Monday, November 01, 2010

US government's amicus brief opposes gene patents

The US government's amicus brief in the inevitable appeal proceedings relating to the gene patents case is something of a surprise.

The government emphasises its view (which I tend to agree with) that patents should not be available merely for DNA sequences already found in nature (even if they have been rendered "pure"), though they should be available for such things as gene-replacement therapies, engineered biological drugs, methods for modifying the properties of organisms, etc. This will also include novel organisms as in the key Chakrabarty case from 1980.

Proceedings continue.

1 comment:

Anonymous said...

Most discussions I've heard on what should be patentable, by who and for how long, fail to identify that the various sides believe patients are actually meant to be *for*. And without that being made explicit, it is harder to judge the position or intent of the argument.

For instance, you could argue that patients are:

a) a temporary privilege granted to an inventor, intended to encourage and reward innovation by granting a limited monopoly.

b) a form of private property that the 'inventor' has a natural right too.

c) a tool corporations can buy up and reserve for later battering of their competitors and stiffling of competition.

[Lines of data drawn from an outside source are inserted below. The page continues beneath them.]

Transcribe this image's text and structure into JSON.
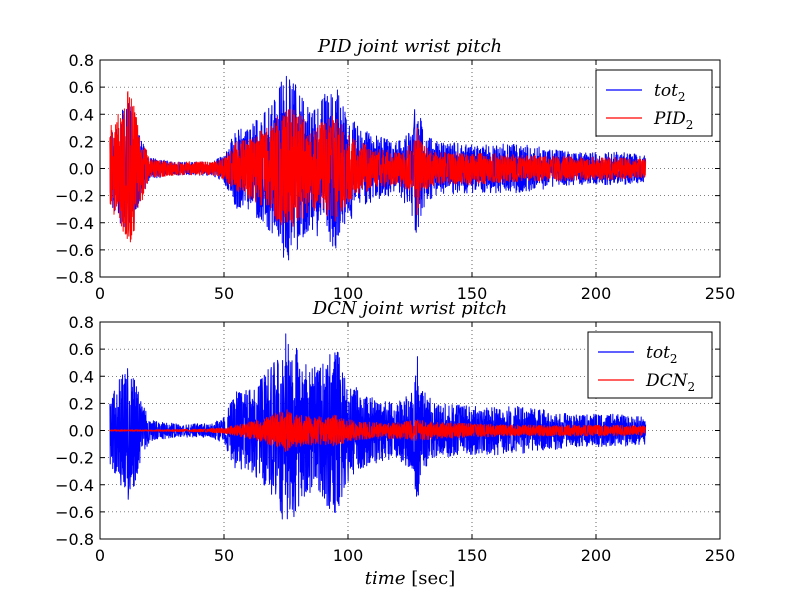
{
  "chart_data": [
    {
      "type": "line",
      "title": "PID  joint wrist pitch",
      "xlabel": "",
      "xlim": [
        0,
        250
      ],
      "ylim": [
        -0.8,
        0.8
      ],
      "xticks": [
        "0",
        "50",
        "100",
        "150",
        "200",
        "250"
      ],
      "yticks": [
        "0.8",
        "0.6",
        "0.4",
        "0.2",
        "0.0",
        "−0.2",
        "−0.4",
        "−0.6",
        "−0.8"
      ],
      "grid": true,
      "legend_position": "top-right",
      "x_range_of_signal": [
        4,
        220
      ],
      "series": [
        {
          "name": "tot",
          "subscript": "2",
          "color": "#0000ff",
          "amplitude_envelope": [
            [
              4,
              0.25
            ],
            [
              8,
              0.4
            ],
            [
              12,
              0.55
            ],
            [
              16,
              0.25
            ],
            [
              20,
              0.08
            ],
            [
              30,
              0.05
            ],
            [
              45,
              0.05
            ],
            [
              50,
              0.1
            ],
            [
              55,
              0.3
            ],
            [
              60,
              0.3
            ],
            [
              65,
              0.4
            ],
            [
              70,
              0.5
            ],
            [
              75,
              0.72
            ],
            [
              80,
              0.6
            ],
            [
              85,
              0.45
            ],
            [
              90,
              0.55
            ],
            [
              95,
              0.62
            ],
            [
              100,
              0.4
            ],
            [
              105,
              0.3
            ],
            [
              110,
              0.25
            ],
            [
              115,
              0.22
            ],
            [
              120,
              0.2
            ],
            [
              125,
              0.3
            ],
            [
              128,
              0.55
            ],
            [
              130,
              0.3
            ],
            [
              135,
              0.2
            ],
            [
              150,
              0.18
            ],
            [
              170,
              0.18
            ],
            [
              190,
              0.12
            ],
            [
              210,
              0.12
            ],
            [
              220,
              0.1
            ]
          ]
        },
        {
          "name": "PID",
          "subscript": "2",
          "color": "#ff0000",
          "amplitude_envelope": [
            [
              4,
              0.3
            ],
            [
              8,
              0.45
            ],
            [
              12,
              0.6
            ],
            [
              16,
              0.3
            ],
            [
              20,
              0.07
            ],
            [
              30,
              0.05
            ],
            [
              45,
              0.05
            ],
            [
              50,
              0.08
            ],
            [
              55,
              0.2
            ],
            [
              60,
              0.22
            ],
            [
              65,
              0.28
            ],
            [
              70,
              0.35
            ],
            [
              75,
              0.48
            ],
            [
              80,
              0.42
            ],
            [
              85,
              0.3
            ],
            [
              90,
              0.35
            ],
            [
              95,
              0.4
            ],
            [
              100,
              0.25
            ],
            [
              105,
              0.2
            ],
            [
              110,
              0.15
            ],
            [
              115,
              0.14
            ],
            [
              120,
              0.13
            ],
            [
              125,
              0.18
            ],
            [
              128,
              0.35
            ],
            [
              130,
              0.18
            ],
            [
              135,
              0.12
            ],
            [
              150,
              0.12
            ],
            [
              170,
              0.1
            ],
            [
              190,
              0.09
            ],
            [
              210,
              0.08
            ],
            [
              220,
              0.07
            ]
          ]
        }
      ]
    },
    {
      "type": "line",
      "title": "DCN  joint wrist pitch",
      "xlabel": "time [sec]",
      "xlim": [
        0,
        250
      ],
      "ylim": [
        -0.8,
        0.8
      ],
      "xticks": [
        "0",
        "50",
        "100",
        "150",
        "200",
        "250"
      ],
      "yticks": [
        "0.8",
        "0.6",
        "0.4",
        "0.2",
        "0.0",
        "−0.2",
        "−0.4",
        "−0.6",
        "−0.8"
      ],
      "grid": true,
      "legend_position": "top-right",
      "x_range_of_signal": [
        4,
        220
      ],
      "series": [
        {
          "name": "tot",
          "subscript": "2",
          "color": "#0000ff",
          "amplitude_envelope": [
            [
              4,
              0.25
            ],
            [
              8,
              0.4
            ],
            [
              12,
              0.55
            ],
            [
              16,
              0.25
            ],
            [
              20,
              0.08
            ],
            [
              30,
              0.05
            ],
            [
              45,
              0.05
            ],
            [
              50,
              0.1
            ],
            [
              55,
              0.3
            ],
            [
              60,
              0.3
            ],
            [
              65,
              0.4
            ],
            [
              70,
              0.5
            ],
            [
              75,
              0.72
            ],
            [
              80,
              0.6
            ],
            [
              85,
              0.45
            ],
            [
              90,
              0.55
            ],
            [
              95,
              0.62
            ],
            [
              100,
              0.4
            ],
            [
              105,
              0.3
            ],
            [
              110,
              0.25
            ],
            [
              115,
              0.22
            ],
            [
              120,
              0.2
            ],
            [
              125,
              0.3
            ],
            [
              128,
              0.55
            ],
            [
              130,
              0.3
            ],
            [
              135,
              0.2
            ],
            [
              150,
              0.18
            ],
            [
              170,
              0.18
            ],
            [
              190,
              0.12
            ],
            [
              210,
              0.12
            ],
            [
              220,
              0.1
            ]
          ]
        },
        {
          "name": "DCN",
          "subscript": "2",
          "color": "#ff0000",
          "amplitude_envelope": [
            [
              4,
              0.005
            ],
            [
              20,
              0.005
            ],
            [
              40,
              0.01
            ],
            [
              50,
              0.02
            ],
            [
              60,
              0.06
            ],
            [
              70,
              0.12
            ],
            [
              75,
              0.17
            ],
            [
              80,
              0.12
            ],
            [
              90,
              0.1
            ],
            [
              95,
              0.12
            ],
            [
              100,
              0.08
            ],
            [
              110,
              0.06
            ],
            [
              120,
              0.06
            ],
            [
              128,
              0.08
            ],
            [
              135,
              0.06
            ],
            [
              150,
              0.05
            ],
            [
              170,
              0.04
            ],
            [
              200,
              0.04
            ],
            [
              220,
              0.035
            ]
          ]
        }
      ]
    }
  ]
}
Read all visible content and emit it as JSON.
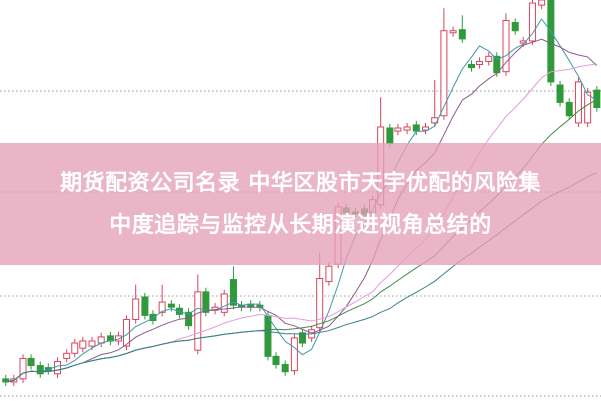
{
  "banner": {
    "title_line1": "期货配资公司名录 中华区股市天宇优配的风险集",
    "title_line2": "中度追踪与监控从长期演进视角总结的",
    "background": "#e4a0b6"
  },
  "chart": {
    "type": "candlestick",
    "up_color": "#d9455f",
    "down_color": "#2e9a3a",
    "ma_colors": [
      "#3d9aa8",
      "#8a5a8a",
      "#e39ae0",
      "#3f8a4a",
      "#3d7f8f"
    ]
  }
}
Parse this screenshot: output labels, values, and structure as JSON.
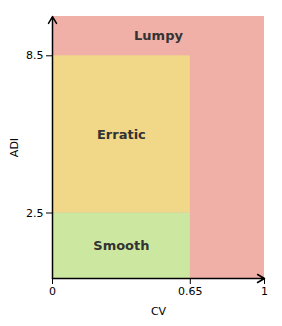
{
  "chart_data": {
    "type": "regions",
    "xlabel": "CV",
    "ylabel": "ADI",
    "xlim": [
      0,
      1
    ],
    "ylim": [
      0,
      10
    ],
    "xticks": [
      0,
      0.65,
      1
    ],
    "yticks": [
      2.5,
      8.5
    ],
    "color": "#f0b0a8",
    "grid": false,
    "regions": [
      {
        "name": "Lumpy",
        "x0": 0,
        "x1": 1,
        "y0": 8.5,
        "y1": 10,
        "color": "#f0b0a8"
      },
      {
        "name": "Erratic",
        "x0": 0,
        "x1": 0.65,
        "y0": 2.5,
        "y1": 8.5,
        "color": "#f0d888"
      },
      {
        "name": "Smooth",
        "x0": 0,
        "x1": 0.65,
        "y0": 0,
        "y1": 2.5,
        "color": "#cce8a0"
      }
    ]
  }
}
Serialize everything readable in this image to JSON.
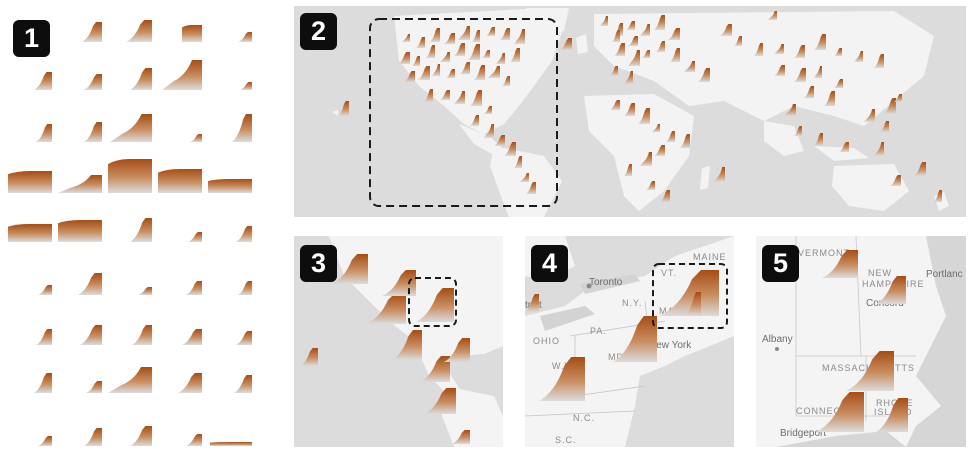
{
  "panels": [
    {
      "id": "1",
      "label": "1"
    },
    {
      "id": "2",
      "label": "2"
    },
    {
      "id": "3",
      "label": "3"
    },
    {
      "id": "4",
      "label": "4"
    },
    {
      "id": "5",
      "label": "5"
    }
  ],
  "map_labels": {
    "panel4": {
      "maine": "MAINE",
      "toronto": "Toronto",
      "ny": "N.Y.",
      "pa": "PA.",
      "ohio": "OHIO",
      "md": "MD",
      "new_york": "New York",
      "wva": "W.VA.",
      "nc": "N.C.",
      "sc": "S.C.",
      "vt": "VT.",
      "mass": "MASS.",
      "troit": "troit"
    },
    "panel5": {
      "vermont": "VERMONT",
      "new_hampshire_1": "NEW",
      "new_hampshire_2": "HAMPSHIRE",
      "portland": "Portlanc",
      "concord": "Concord",
      "albany": "Albany",
      "massachusetts": "MASSACHUSETTS",
      "connecticut": "CONNECTI",
      "rhode_1": "RHODE",
      "rhode_2": "ISLAND",
      "bridgeport": "Bridgeport"
    }
  },
  "colors": {
    "glyph_dark": "#b4581c",
    "glyph_light": "#d3d3d3",
    "land": "#f2f2f2",
    "water": "#dcdcdc",
    "selection_box": "#1a1a1a"
  }
}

I think (and I may be wrong) that 'a' is closest to the original intent of patents. But 'b' and 'c' seem to the position assumed by many in the legal and business world (supported by plenty of politicians). Especially so when they talk in terms of patents as 'intellectual property'.

One interesting thing about position 'a' is that is suggests that not all types of invention should be treated equally for patent purposes. Only in those areas where a limited monopoly is likely to really help innovation should patients be granted (if you take this view).

So for example, patients on software should probably not be permitted, as it is a historical fact that software innovation has proceed apace long before any government issued any software patient. (And 'c', and recent history, suggests good reasons for thinking that, in fact, software patients actually harm innovation.)